When's the IPO? But but but we're a knowledge service, we're here to help humanity. Where's my return? When do I get a 1,000% return on my $10m? But but but we're a knowledge service, we just want to spread knowledge for the betterment of all. Breaking news, July 2024: Golden purchased by Verizon Media [insert big corporate swamp monster here] for $586 million in a fire sale. July 2026, Verizon Media quietly buries Golden.
Andreessen in particular seems bent on driving as many interesting knowledge concepts into the ground as he can. His magic knowledge service touch was all over Rap Genius as well (with dreams of annotate-everything going back to the Netscape days [1]).
There hasn't been a single prominent knowledge service in the history of the Web that has escaped destruction once they've taken big venture capital, except for Stack Exchange and they're starting to teeter on the edge where the owners start to push it in a way that begins the rolling corruption phase (with Stack that inevitable process was delayed for a long time by the influence of its founders and the decisions they made, but eventually papa VC wants his fat return).

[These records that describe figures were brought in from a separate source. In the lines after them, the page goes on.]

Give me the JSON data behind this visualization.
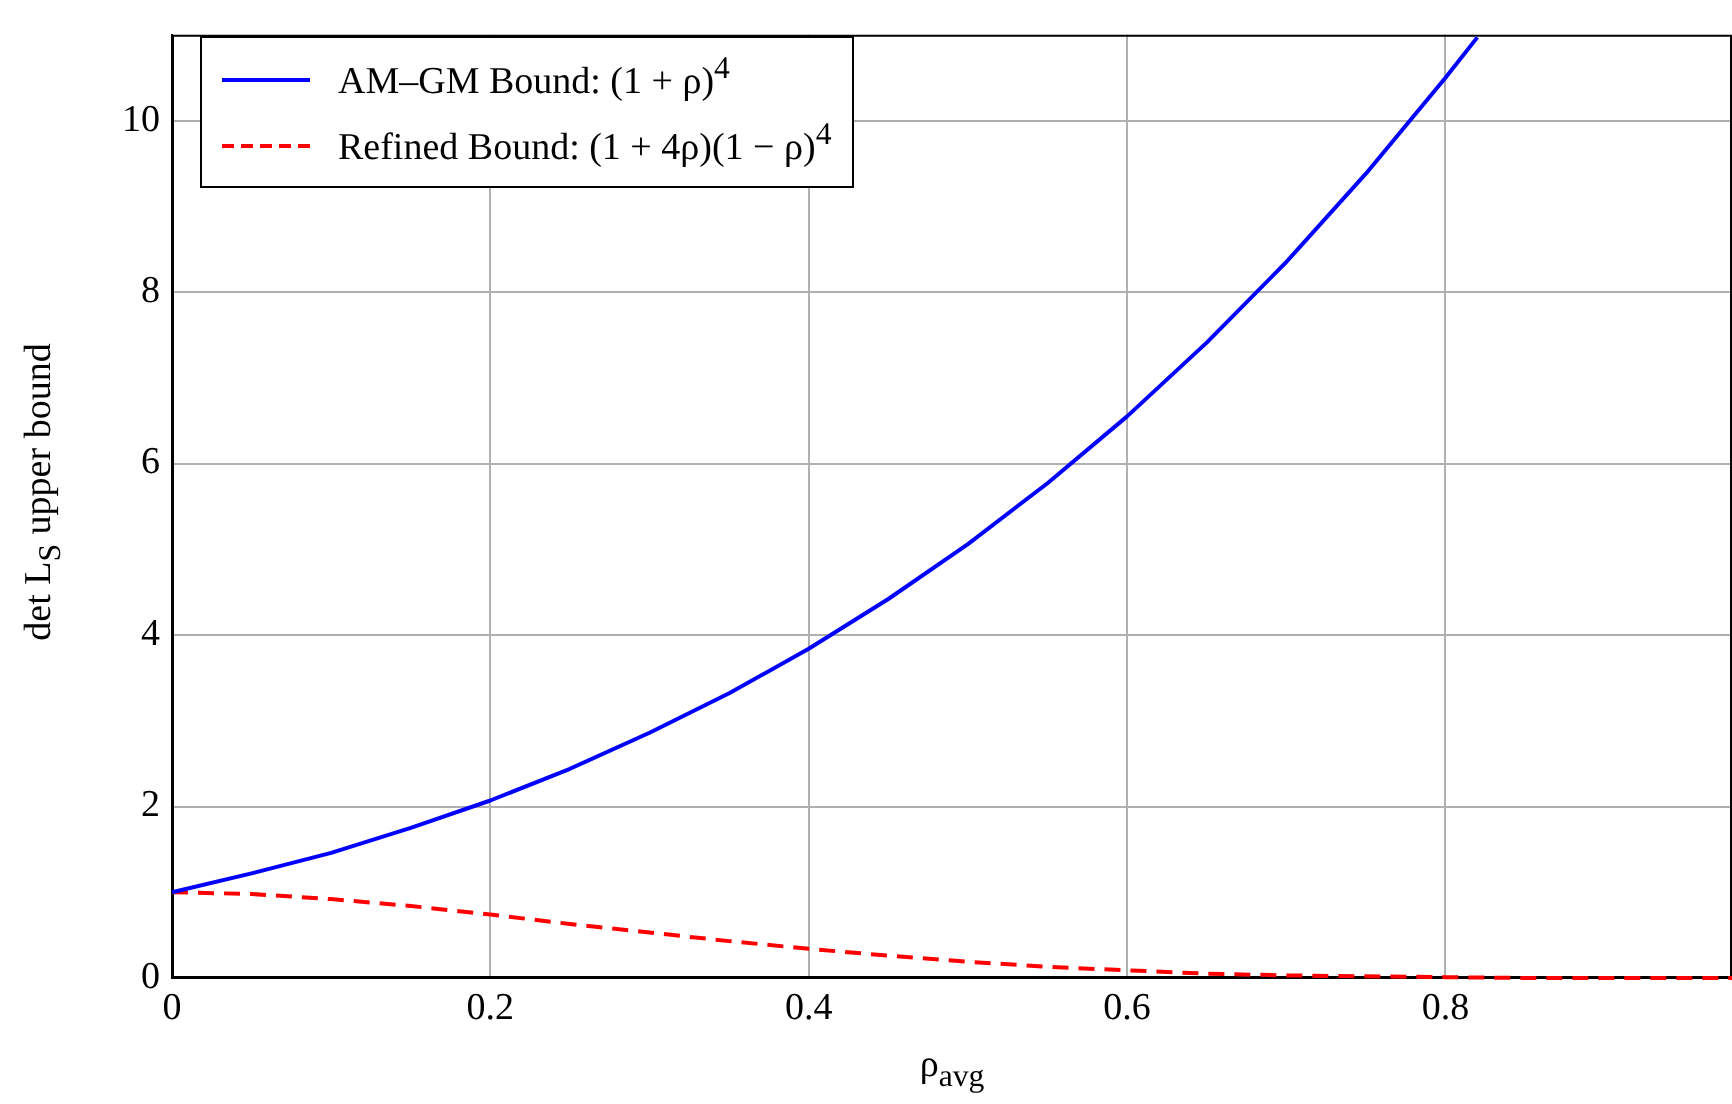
{
  "chart_data": {
    "type": "line",
    "xlabel": "ρ$_{avg}$",
    "ylabel": "det L$_{S}$ upper bound",
    "xlim": [
      0,
      0.98
    ],
    "ylim": [
      0,
      11
    ],
    "xticks": [
      0,
      0.2,
      0.4,
      0.6,
      0.8
    ],
    "yticks": [
      0,
      2,
      4,
      6,
      8,
      10
    ],
    "grid": true,
    "legend": "top left",
    "marker": "none",
    "series": [
      {
        "name": "AM–GM Bound: (1 + ρ)$^{4}$",
        "color": "#0000ff",
        "line_style": "solid",
        "x": [
          0,
          0.05,
          0.1,
          0.15,
          0.2,
          0.25,
          0.3,
          0.35,
          0.4,
          0.45,
          0.5,
          0.55,
          0.6,
          0.65,
          0.7,
          0.75,
          0.8,
          0.82
        ],
        "values": [
          1,
          1.22,
          1.46,
          1.75,
          2.07,
          2.44,
          2.86,
          3.32,
          3.84,
          4.42,
          5.06,
          5.77,
          6.55,
          7.41,
          8.35,
          9.38,
          10.5,
          10.97
        ]
      },
      {
        "name": "Refined Bound: (1 + 4ρ)(1 − ρ)$^{4}$",
        "color": "#ff0000",
        "line_style": "dashed",
        "x": [
          0,
          0.05,
          0.1,
          0.15,
          0.2,
          0.25,
          0.3,
          0.35,
          0.4,
          0.45,
          0.5,
          0.55,
          0.6,
          0.65,
          0.7,
          0.75,
          0.8,
          0.85,
          0.9,
          0.98
        ],
        "values": [
          1,
          0.98,
          0.92,
          0.84,
          0.74,
          0.63,
          0.53,
          0.43,
          0.34,
          0.26,
          0.19,
          0.13,
          0.09,
          0.05,
          0.03,
          0.02,
          0.01,
          0,
          0,
          0
        ]
      }
    ]
  }
}
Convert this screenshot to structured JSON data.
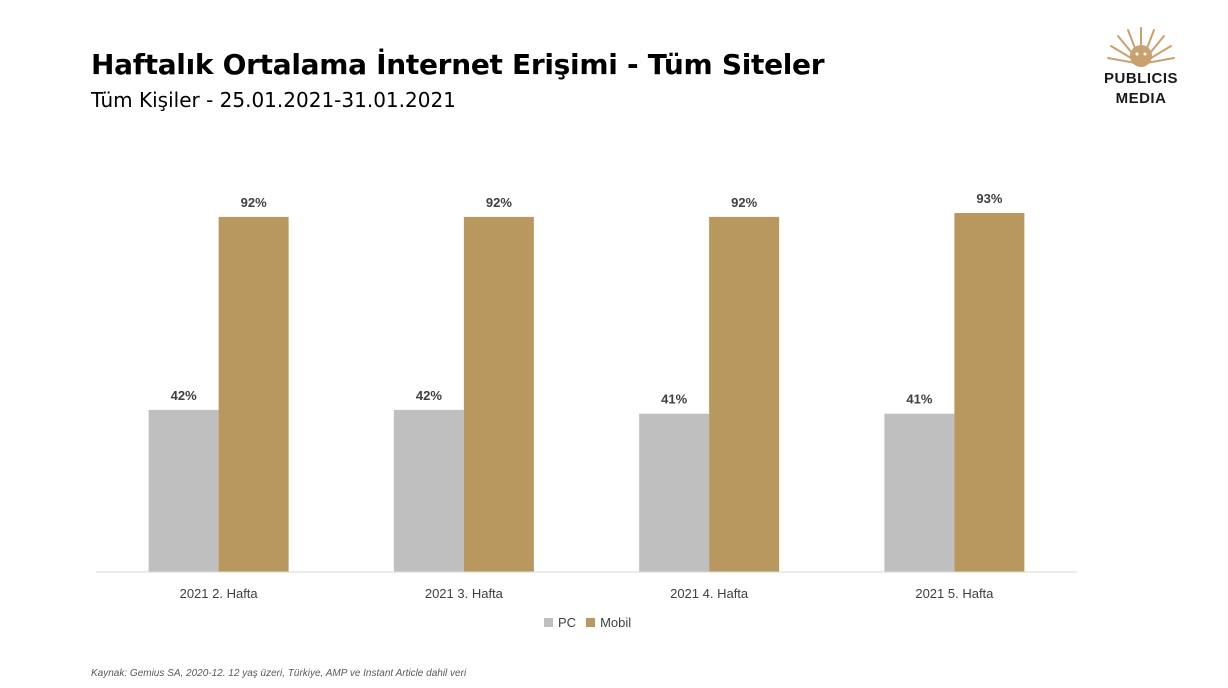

The only for-profit knowledge services that survive with their soul intact, are slim independent operations like wikiHow that are not commanded by venture capital and the never-ending need to force an exit.
[1] https://genius.com/Marc-andreessen-why-andreessen-horowitz-i...
"But that's just the start. It turns out that Rap Genius has a much bigger idea and a much broader mission than that. Which is: Generalize out to many other categories of text... annotate the world... be the knowledge about the knowledge... create the Internet Talmud."
"Back in 1993, when Eric Bina and I were first building Mosaic, it seemed obvious to us that users would want to annotate all text on the web"
Bullshit.
But all that being said, there's always at least a chance that the organization somehow bucks the trend. Or, even if the organization eventually becomes dominated by the profit motive in the long run, that's not to say that it won't build really beneficial things before that happens. Freebase eventually sold and stopped maintaining it, but it built a free database that anyone in the world could use (and still could use). It pioneered a concept. I don't know what Rap Genius is up to these days, but I thought their annotations ux was really innovative and I'm sure pioneered a whole lot of other sites. So even if an organization's mission eventually takes a back seat to profit, it can create ton of value along the way.
Personally I find this startup very interesting and am excited to see where they go.
I agree about the corrupting influence of VC. The following isn't a super popular opinion on HN lately, but this is exactly why I've been a believer in Medium since they launched their subscription service. It's the rare startup where I could see their financial incentives and also think those incentives would be good for me as a reader. They made the knowledge the product and removed the incentive to use the knowledge as a sales pitch for some other product, i.e. content marketing. And they have to constantly push for articles that qualify as subscription worthy. That means focus on quality. I don't think they've tipped over yet, but what I've seen so far is that the more subscribers Medium gets the more they spend to get better and better articles. And as the payouts to authors get better, better authors come on board.
If Golden had a harder-to-type domain name, would they get the same level of momentum and SEO juice?
Is there is any data on this?